2 February 20232 minute read

OECD releases long-awaited Pillar 2 GILTI guidance

Today, the OECD released its first batch of implementation guidance to the Pillar 2 Model Rules. As anticipated, global intangible low-taxed income (GILTI) will be considered a qualifying controlled foreign corporation (CFC) tax for the purpose of Pillar 2, according to the document.

The OECD’s guidance additionally provides how GILTI tax is to be allocated among constituent entities.  The GILTI tax to be allotted is actual US tax liability on GILTI – that is, actual US tax liability after taking into account the effect of the Section 250 deduction and foreign tax credits, as adjusted by the 20-percent haircut and Section 861 expense allocation.  The allocation key allows GILTI to be allotted to low-taxed jurisdictions based on the ratio of income to amount of taxes paid within the jurisdictions.

As a result, relatively more GILTI tax will be allocated to jurisdictions with lower effective tax rates.  The allocation key is intended to sunset and be revisited in 2027, which places pressure on the US to modify GILTI so that it qualifies as an income inclusion rule (IRR) in the future. This allocation rule would similarly apply to the US’s Subpart F regime due to the credits being blended in the general and passive baskets. 

Also of interest is the interaction between the GILTI allocation key and the Qualified Domestic Minimum Top-Up Tax (QDMTT).  The QDMTT aims to ensure that a low-taxed jurisdiction, in principle, has the first right of tax on its own (low-taxed) income.

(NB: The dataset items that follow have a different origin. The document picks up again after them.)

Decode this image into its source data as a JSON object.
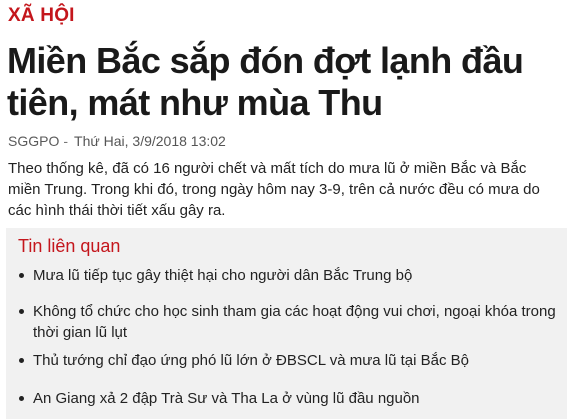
{
  "article": {
    "category": "XÃ HỘI",
    "title": "Miền Bắc sắp đón đợt lạnh đầu tiên, mát như mùa Thu",
    "source": "SGGPO",
    "separator": "-",
    "date": "Thứ Hai, 3/9/2018 13:02",
    "summary": "Theo thống kê, đã có 16 người chết và mất tích do mưa lũ ở miền Bắc và Bắc miền Trung. Trong khi đó, trong ngày hôm nay 3-9, trên cả nước đều có mưa do các hình thái thời tiết xấu gây ra."
  },
  "related": {
    "heading": "Tin liên quan",
    "items": [
      {
        "label": "Mưa lũ tiếp tục gây thiệt hại cho người dân Bắc Trung bộ"
      },
      {
        "label": "Không tổ chức cho học sinh tham gia các hoạt động vui chơi, ngoại khóa trong thời gian lũ lụt"
      },
      {
        "label": "Thủ tướng chỉ đạo ứng phó lũ lớn ở ĐBSCL và mưa lũ tại Bắc Bộ"
      },
      {
        "label": "An Giang xả 2 đập Trà Sư và Tha La ở vùng lũ đầu nguồn"
      }
    ]
  },
  "colors": {
    "accent": "#c4161c",
    "related_background": "#f1f1f1",
    "text": "#222222"
  }
}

Today’s guidance additionally establishes that CFC tax, in principle, does not count as a Covered Tax against the QDMTT.  Instead, the OECD expects the QDMTT to be creditable against any CFC taxes.  If the QDMTT were determined not to be creditable for GILTI purposes, US taxpayers that only pay US residual tax on GILTI due to expense allocation would be penalized under the proposed allocation rules, as a portion of the residual US tax would be allocated to entities that are otherwise subject to the QDMTT in any event in order to reach 15 percent.  We would expect this to put pressure on Treasury to confirm that the QDMTT is a creditable tax under the new FTC regulations.